The result of this thesis paper is the further improvement of this management application by a reporting and a notification component on the basis of the Drools Rule System. Improvements created in this thesis paper are used in production environments and successfully support the cloud infrastructure at the SAP Center of Excellence.
Applikationsmonitoring und Directory Service für SAP Virtual Private Datacenter in der Cloud
Sebastian Schmidt, January 2009, Universität Karlsruhe.
Read abstract
The development of the data centers from individual, local mainframes, over clusters of convenient standard servers, to wide-spread grids, has always raised new requirements for the provided monitoring and management software. The latest development in the area of Cloud Computing is in no way behind that. Thus, in addition to the requirements of monitoring distributed resources, new requirements through virtualization are now introduced. In addition to the known cloud alternatives: Infrastructure as a Service (processing and storage power provisioning), Platform as a Service (provisioning of a platform for application development and hosting), and Software as a Service (software provisioning), there is also an area in which all the alternatives mentioned above are combined. The so-called Landscape as a Service is applied so as to make available over the Internet complex and not only or only limited customer-able Software as Software as a Service. The concept allows the outsourcing of entire data centers and is thus directed at companies which want to outsource their entire data centers, including hardware, software, maintenance, and provisioning. SAP is carrying out a project in Walldorf which is concerned with testing the LaaS Cloud for SAP products (Center of Excellence – CoE), which is addresses large SAP customers which allow for the implementation of Proof-of-Concept projects. For this purpose, fluid Operations GmbH has developed a monitoring and management software (SAP Manager), which enables the centralized monitoring of the hosted data centers (Virtual Private Data Center – VPDC). Moreover, information and performance data regarding virtual and physical resources is gathered from various sources and centrally consolidated (in the backend of the SAP Manager).
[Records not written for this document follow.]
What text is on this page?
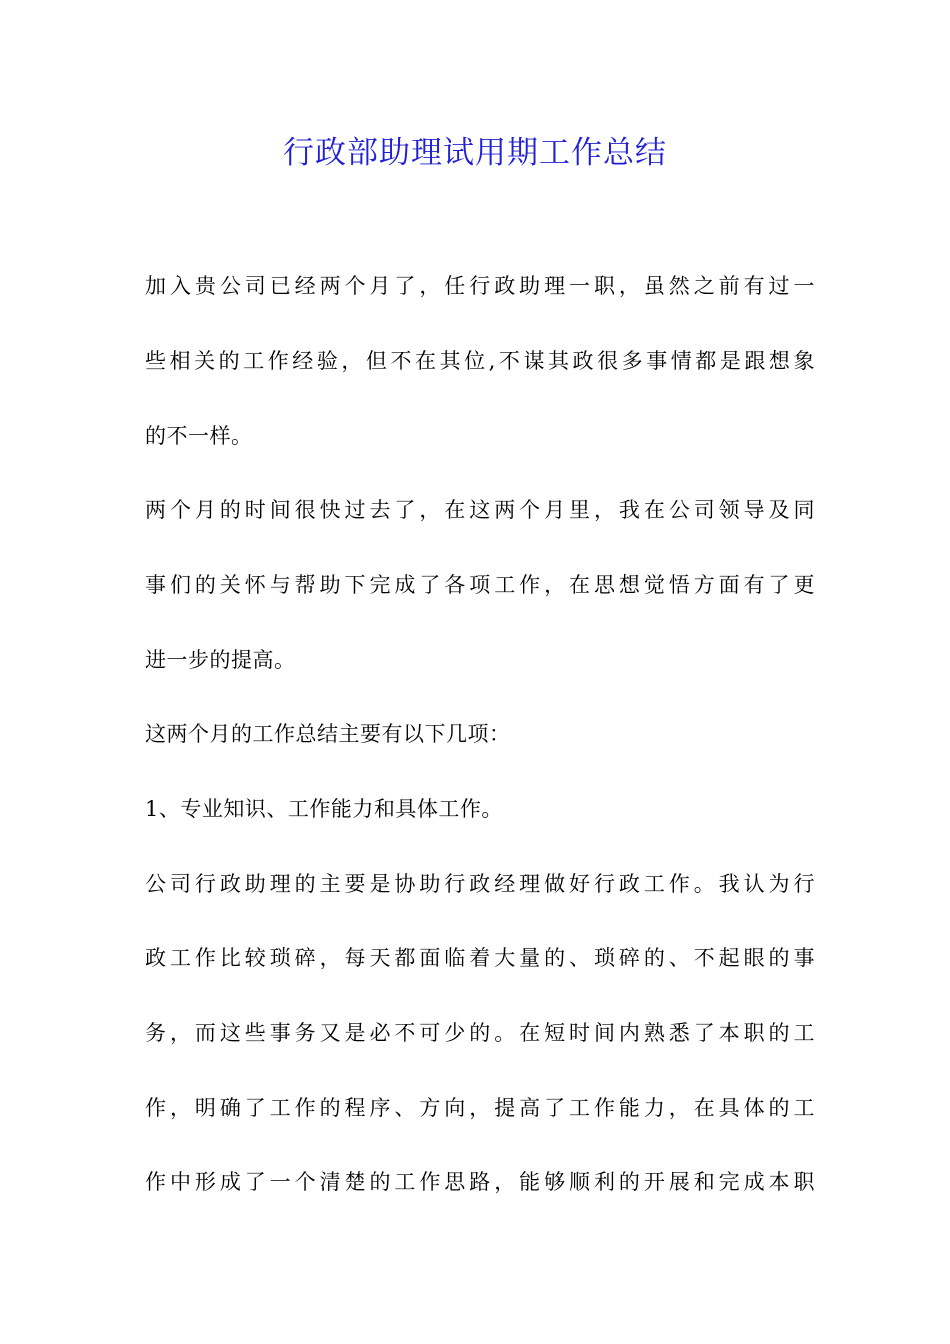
行政部助理试用期工作总结
加入贵公司已经两个月了，任行政助理一职，虽然之前有过一
些相关的工作经验，但不在其位,不谋其政很多事情都是跟想象
的不一样。
两个月的时间很快过去了，在这两个月里，我在公司领导及同
事们的关怀与帮助下完成了各项工作，在思想觉悟方面有了更
进一步的提高。
这两个月的工作总结主要有以下几项：
1、专业知识、工作能力和具体工作。
公司行政助理的主要是协助行政经理做好行政工作。我认为行
政工作比较琐碎，每天都面临着大量的、琐碎的、不起眼的事
务，而这些事务又是必不可少的。在短时间内熟悉了本职的工
作，明确了工作的程序、方向，提高了工作能力，在具体的工
作中形成了一个清楚的工作思路，能够顺利的开展和完成本职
This thesis paper deals with the further development of this software, so as to come one step closer the vision of an Autonomic Data Center with a self-service portal for customers. The developments are based on a comprehensive requirements assessment at the CoE in Walldorf, and on an analysis of existing monitoring solutions in the fields of application-, grid and cloud-monitoring.
As a result of the analysis, a higher requirement for SAP application monitoring, as well as for the monitoring and management of VPDC network configurations (DNS, DHCP, firewall, routes) is determined. Therefore, this thesis paper deals with the connection of VPDC and SAP applications to the SAP Manager. This is realized through an agent on the VLM, which is the central component to each VL. In addition to systems monitoring, triggered monitoring information for the support of work processes is also required at the CoE.
One of these workflows, which is also supported in this thesis paper, deals with the operating systems update for the individual virtual machines (VMs) of a VPDC. In the SAP environment, this is not a trivial problem, since the individual upon one another dependant SAP instances must determine, must shut down in the correct order after the update, and must be restarted after the subsequent restart of the VM. The software created through this thesis paper is already being used efficiently, and has led to numerous improvements in the monitoring and management of the SAP Laas Cloud.